Wednesday, November 14, 2007

Clinton Unveils Three-Step Peace Plan

LOS ANGELES (FP-Reuters) -- Few will have heard of Democrat front-runner Hillary Clinton's recent secret trip to the Middle East. Campaign insiders suggest the junket was undertaken in an attempt to bolster Sen. Clinton's (D - NY) foreign policy credentials. It is rumored that she presented a peace plan to Palestinian leaders, of an astoundingly ambitious nature -- supposed to call for a cultural rapprochement of revolutionary scope.

Step One of her plan requires the complete adoption of Middle Eastern customs and religious practices, for all Americans and native English-speakers. All non-citizens will be exempted from this requirement, as will those whose first language is not English.

Ms. Clinton herself entered whole-heartedly into the spirit of her scheme, and is pictured below in traditional Palestinian headwear. Ever culturally-sensitive, Ms. Clinton also eschewed any possibility of offending the refined sensibilities of her Palestinian hosts by refraining from wearing any "slutty American whore paint," as one diplomat delightfully phrased it.

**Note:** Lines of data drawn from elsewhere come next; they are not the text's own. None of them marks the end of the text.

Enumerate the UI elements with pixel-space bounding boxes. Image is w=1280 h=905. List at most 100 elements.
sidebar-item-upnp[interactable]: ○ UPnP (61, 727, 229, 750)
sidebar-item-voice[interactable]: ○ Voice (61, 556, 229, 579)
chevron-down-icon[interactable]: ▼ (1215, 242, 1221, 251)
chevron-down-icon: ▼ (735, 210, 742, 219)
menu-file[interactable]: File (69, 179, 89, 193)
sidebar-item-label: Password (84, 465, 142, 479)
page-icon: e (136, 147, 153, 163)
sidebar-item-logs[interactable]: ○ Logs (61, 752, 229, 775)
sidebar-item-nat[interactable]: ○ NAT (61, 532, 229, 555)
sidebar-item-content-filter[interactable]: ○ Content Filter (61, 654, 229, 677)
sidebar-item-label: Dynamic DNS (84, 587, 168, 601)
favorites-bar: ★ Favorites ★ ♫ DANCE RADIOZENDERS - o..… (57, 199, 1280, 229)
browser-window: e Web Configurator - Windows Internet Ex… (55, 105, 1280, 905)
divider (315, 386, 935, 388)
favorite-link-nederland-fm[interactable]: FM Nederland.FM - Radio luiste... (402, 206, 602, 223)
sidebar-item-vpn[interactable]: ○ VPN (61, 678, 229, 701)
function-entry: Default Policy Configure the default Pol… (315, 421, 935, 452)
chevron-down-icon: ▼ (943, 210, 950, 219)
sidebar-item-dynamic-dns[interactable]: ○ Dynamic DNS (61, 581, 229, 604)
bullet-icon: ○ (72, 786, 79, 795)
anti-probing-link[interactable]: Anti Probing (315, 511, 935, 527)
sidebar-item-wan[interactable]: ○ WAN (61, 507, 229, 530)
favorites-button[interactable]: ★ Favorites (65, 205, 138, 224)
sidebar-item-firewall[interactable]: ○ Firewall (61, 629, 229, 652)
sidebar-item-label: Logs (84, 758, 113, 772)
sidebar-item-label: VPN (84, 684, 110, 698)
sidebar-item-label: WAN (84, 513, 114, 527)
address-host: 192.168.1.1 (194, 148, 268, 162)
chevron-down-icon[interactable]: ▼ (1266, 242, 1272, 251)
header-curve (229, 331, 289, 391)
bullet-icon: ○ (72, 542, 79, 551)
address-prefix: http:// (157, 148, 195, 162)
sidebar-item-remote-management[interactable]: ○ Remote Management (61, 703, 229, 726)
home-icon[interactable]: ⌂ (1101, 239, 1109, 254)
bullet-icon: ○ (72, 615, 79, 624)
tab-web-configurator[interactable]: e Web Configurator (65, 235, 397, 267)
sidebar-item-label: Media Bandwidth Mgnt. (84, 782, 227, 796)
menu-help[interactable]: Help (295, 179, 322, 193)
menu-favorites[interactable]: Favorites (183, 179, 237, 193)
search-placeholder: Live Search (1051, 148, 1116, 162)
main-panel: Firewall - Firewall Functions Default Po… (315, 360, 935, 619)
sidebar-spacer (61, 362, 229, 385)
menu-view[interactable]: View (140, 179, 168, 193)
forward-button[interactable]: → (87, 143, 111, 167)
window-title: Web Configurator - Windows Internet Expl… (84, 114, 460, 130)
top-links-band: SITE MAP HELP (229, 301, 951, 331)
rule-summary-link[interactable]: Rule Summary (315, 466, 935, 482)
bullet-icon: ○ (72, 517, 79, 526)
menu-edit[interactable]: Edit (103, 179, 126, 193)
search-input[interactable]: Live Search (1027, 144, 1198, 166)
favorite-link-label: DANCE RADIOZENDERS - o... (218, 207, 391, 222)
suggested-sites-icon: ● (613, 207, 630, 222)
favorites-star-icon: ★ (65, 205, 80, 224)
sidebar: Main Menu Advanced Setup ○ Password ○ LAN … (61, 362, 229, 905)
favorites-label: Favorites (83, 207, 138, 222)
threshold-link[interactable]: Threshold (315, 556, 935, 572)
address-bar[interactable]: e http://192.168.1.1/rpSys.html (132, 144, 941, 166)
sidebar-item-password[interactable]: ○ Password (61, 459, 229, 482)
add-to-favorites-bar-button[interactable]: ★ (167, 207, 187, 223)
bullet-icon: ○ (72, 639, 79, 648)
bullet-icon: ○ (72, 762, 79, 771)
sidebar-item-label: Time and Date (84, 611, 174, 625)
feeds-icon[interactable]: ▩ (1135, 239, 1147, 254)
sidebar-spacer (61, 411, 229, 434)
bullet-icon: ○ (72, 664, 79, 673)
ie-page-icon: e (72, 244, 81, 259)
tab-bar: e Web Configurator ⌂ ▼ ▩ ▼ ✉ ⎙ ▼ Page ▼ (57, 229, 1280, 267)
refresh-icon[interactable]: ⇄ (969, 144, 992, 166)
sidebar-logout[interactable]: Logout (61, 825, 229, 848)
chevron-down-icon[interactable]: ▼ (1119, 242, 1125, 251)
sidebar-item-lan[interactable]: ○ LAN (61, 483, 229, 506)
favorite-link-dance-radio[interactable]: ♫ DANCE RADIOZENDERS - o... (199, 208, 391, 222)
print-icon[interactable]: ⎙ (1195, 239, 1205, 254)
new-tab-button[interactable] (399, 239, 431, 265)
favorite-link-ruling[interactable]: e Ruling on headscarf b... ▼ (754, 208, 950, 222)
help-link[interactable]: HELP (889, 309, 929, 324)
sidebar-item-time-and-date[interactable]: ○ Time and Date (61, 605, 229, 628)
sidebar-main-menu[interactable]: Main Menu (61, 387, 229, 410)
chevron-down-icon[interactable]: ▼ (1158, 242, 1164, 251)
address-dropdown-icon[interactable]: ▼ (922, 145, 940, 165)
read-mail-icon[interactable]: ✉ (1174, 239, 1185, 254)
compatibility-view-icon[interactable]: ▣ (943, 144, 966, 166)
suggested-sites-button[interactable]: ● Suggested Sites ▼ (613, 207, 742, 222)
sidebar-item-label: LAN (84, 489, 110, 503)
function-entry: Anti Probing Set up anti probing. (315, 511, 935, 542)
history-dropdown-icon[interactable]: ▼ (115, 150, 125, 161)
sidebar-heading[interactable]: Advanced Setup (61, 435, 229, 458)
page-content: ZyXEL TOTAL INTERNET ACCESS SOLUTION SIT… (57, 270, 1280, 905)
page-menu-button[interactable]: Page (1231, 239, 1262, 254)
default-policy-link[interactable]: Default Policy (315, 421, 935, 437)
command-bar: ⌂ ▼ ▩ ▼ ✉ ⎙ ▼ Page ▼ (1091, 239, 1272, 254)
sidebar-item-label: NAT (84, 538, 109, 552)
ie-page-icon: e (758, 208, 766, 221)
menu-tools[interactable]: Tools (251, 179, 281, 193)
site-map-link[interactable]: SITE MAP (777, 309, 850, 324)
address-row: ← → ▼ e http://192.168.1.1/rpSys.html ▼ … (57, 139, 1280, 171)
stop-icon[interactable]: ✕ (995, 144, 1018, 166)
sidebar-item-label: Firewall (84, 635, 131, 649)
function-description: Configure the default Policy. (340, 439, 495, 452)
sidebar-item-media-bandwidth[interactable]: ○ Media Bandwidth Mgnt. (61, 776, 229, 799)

Sen. Clinton during recent Mid-East trip

Step Two calls for the Jews to throw themselves into the sea -- not just Israeli Jews, but all Jews. Internal Clinton war room memos supplied to FP-Reuters by confidential sources outline the theory that such an occurrence will be good for both the environment and the economy, "which it is, stupid" (scrawled in Ms. Clinton's hand in the margin of one memo). If a Jew is not near a large body of water, Ms. Clinton's advisers suggest that bicycles will be provided.

Step Three calls for the universal adoption of Esperanto as the mandatory global language. To facilitate this aspect of Ms. Clinton's plan, all children will be taken from their parents at one month of age and raised in Government Warehouses similar to those already in place on most public school campuses. Additional details may be gleaned from careful study of contemporaneous descriptions of the ancient Lacedaemon city-state, as well as of George Orwell's famed political handbook, 1984.

There are aspects of this last Step which many thoughtful people find pleasing, but anonymous critics suggest that it seems a tad high-handed. Some partisans hold that Ms. Clinton has fallen "once more into her old pattern of over-reaching," first nationally revealed in her attempt to reform the healthcare system. It is yet early in the campaign season, however, and objective viewers believe that, undoubtedly, the shrewed minds that advise her will suggest subtle fine-tunings that will make her final solution palatable to all but the obdurately reactionary.